Il muro tra Berlino Est e Berlino Ovest ha ostacolato l'oltrepassamento del confine, ha rallentato e fermato il flusso di entrata di coloro che volevano abbandonare la parte Est verso la parte occidentale. Queste sono state le conseguenze reali, ma in merito a quelle effettive?

Pensiamoci: il muro ed il ponte - l'atto di procurare distanza e quello di procurare vicinanza - hanno due gradi di realtà differente. Entrambi, dato il nostro limite, possono sempre e solo aggiungere senso al fondamento relazionale, ma nel caso del muro, abbiamo a che fare con un “non-fare”, ossia con una costruzione la cui ragion d'essere (il procurare distanza) non potrà mai realizzarsi in modo effettivo poiché la relazione, che è il nostro fondamento, non può essere intaccata, eliminata.

Quindi il muro - l'atto di procurare distanza- può essere detto insignificante, esso infatti non cambia nulla rispetto alla relazione, esso certo la renderà più difficile, la nasconderà ma non sarà capace di eliminarla. In questo senso possiamo affermare che la sua effettività non raggiungerà il livello ontologico, non raggiungerà il livello del senso profondo. Le persone separate, nonostante il muro, continueranno a sentirsi chiamate.

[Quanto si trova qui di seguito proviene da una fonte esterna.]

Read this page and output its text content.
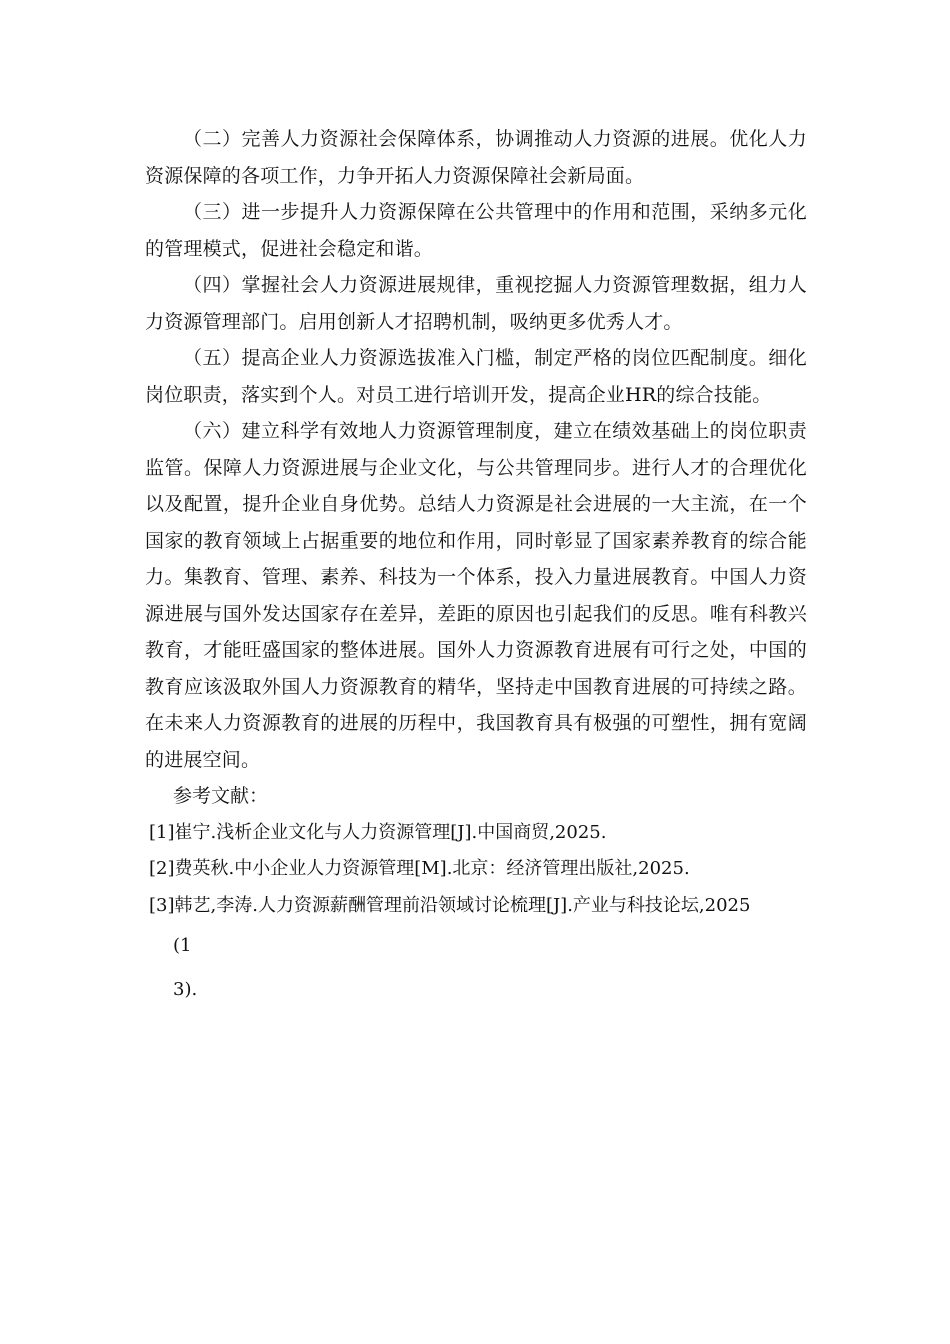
（二）完善人力资源社会保障体系，协调推动人力资源的进展。优化人力资源保障的各项工作，力争开拓人力资源保障社会新局面。

（三）进一步提升人力资源保障在公共管理中的作用和范围，采纳多元化的管理模式，促进社会稳定和谐。

（四）掌握社会人力资源进展规律，重视挖掘人力资源管理数据，组力人力资源管理部门。启用创新人才招聘机制，吸纳更多优秀人才。

（五）提高企业人力资源选拔准入门槛，制定严格的岗位匹配制度。细化岗位职责，落实到个人。对员工进行培训开发，提高企业HR的综合技能。

（六）建立科学有效地人力资源管理制度，建立在绩效基础上的岗位职责监管。保障人力资源进展与企业文化，与公共管理同步。进行人才的合理优化以及配置，提升企业自身优势。总结人力资源是社会进展的一大主流，在一个国家的教育领域上占据重要的地位和作用，同时彰显了国家素养教育的综合能力。集教育、管理、素养、科技为一个体系，投入力量进展教育。中国人力资源进展与国外发达国家存在差异，差距的原因也引起我们的反思。唯有科教兴教育，才能旺盛国家的整体进展。国外人力资源教育进展有可行之处，中国的教育应该汲取外国人力资源教育的精华，坚持走中国教育进展的可持续之路。在未来人力资源教育的进展的历程中，我国教育具有极强的可塑性，拥有宽阔的进展空间。

参考文献：

[1]崔宁.浅析企业文化与人力资源管理[J].中国商贸,2025.

[2]费英秋.中小企业人力资源管理[M].北京：经济管理出版社,2025.

[3]韩艺,李涛.人力资源薪酬管理前沿领域讨论梳理[J].产业与科技论坛,2025

(1

3).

Il ponte - l'atto del procurare vicinanza- è invece atto fecondo, esso può dirsi significativo poiché raggiunge il suo scopo in modo efficace. Esso è il mezzo che rende ancora più agile ed evidente la relazione cui apparteniamo: la sua efficacia infatti agisce a livello ontologico aggiungendo realtà al nostro fondamento umano.

L'uomo è le sue proprie possibilità, ma queste, dato il nostro fondamento (l'essere-in-relazione), non producono stati d'essere dotati di identico grado di effettività. L'uomo può negare che esista un senso

- 109 -

ravvisabile nella realtà, può affermare in questa qualsiasi valore morale, ed anche eliminarlo del tutto dalla realtà: ciò non toglie nulla al nostro fondamento che è la relazione. Quindi tutte le azioni che ci riconciliano con il nostro fondamento (le azioni che procurano vicinanza) possono dirsi dotate di senso ed effettività, perché essendo concordi con ciò che ci fonda, hanno come scopo l'aggiungere realtà ad esso, e ci riescono. Al contrario, le azioni che contrastano, che tentano di negare e di eliminare questo fondamento relazionale, in quanto non possono riuscirvi, risultano essere inefficaci e per questo prive di senso.

L'uomo che costruisce muri è simile ad un bambino che gioca alle costruzioni ma, mentre il bambino sa di star fingendo, l'adulto crede realmente all'effettività di quel muro in costruzione, ed è comico e tristemente grottesco pensare che l'adulto non sia in grado, al modo in cui un bambino ne è capace, di riconoscere che il muro sia una semplice costruzione la cui ragion d'essere (separare) non può realizzarsi perché ad impedirlo è la nostra stessa umanità (che consiste nell'essere-in-legame).

Nessuno di noi è in grado di eliminare, di sottrarre l'altro dalla propria soglia, perché l'altro si trova proprio al limite del nostro essere: possiamo tendere lui la mano, ed in quel caso saremo i fautori di una nuova creazione, produrremo un nuovo stato d'essere, e aggiungeremo nuovo senso alla realtà. Al contrario, possiamo anche decidere di voltarci e negare a noi stessi la sua presenza, ma in questo caso, sarà come se non avessimo fatto proprio nulla: lui rimarrà lì comunque e noi avremo sprecato una delle nostre più sacre possibilità creatrici.

Nella scelta fra un muro (distanza) ed un ponte (vicinanza) si decide dell'autenticità e della sensatezza delle nostre esistenze. Dell'autenticità e non della moralità di esse, perché non si tratta di credere e perseguire un certo ideale di bene e nemmeno di provare un certo sentimento di compassione nei confronti del nostro prossimo, ma di riconoscere la nostra propria umanità, il cui fondamento è l'uomo con l'uomo, e di operare in modo sensato verso l'adempimento di questa.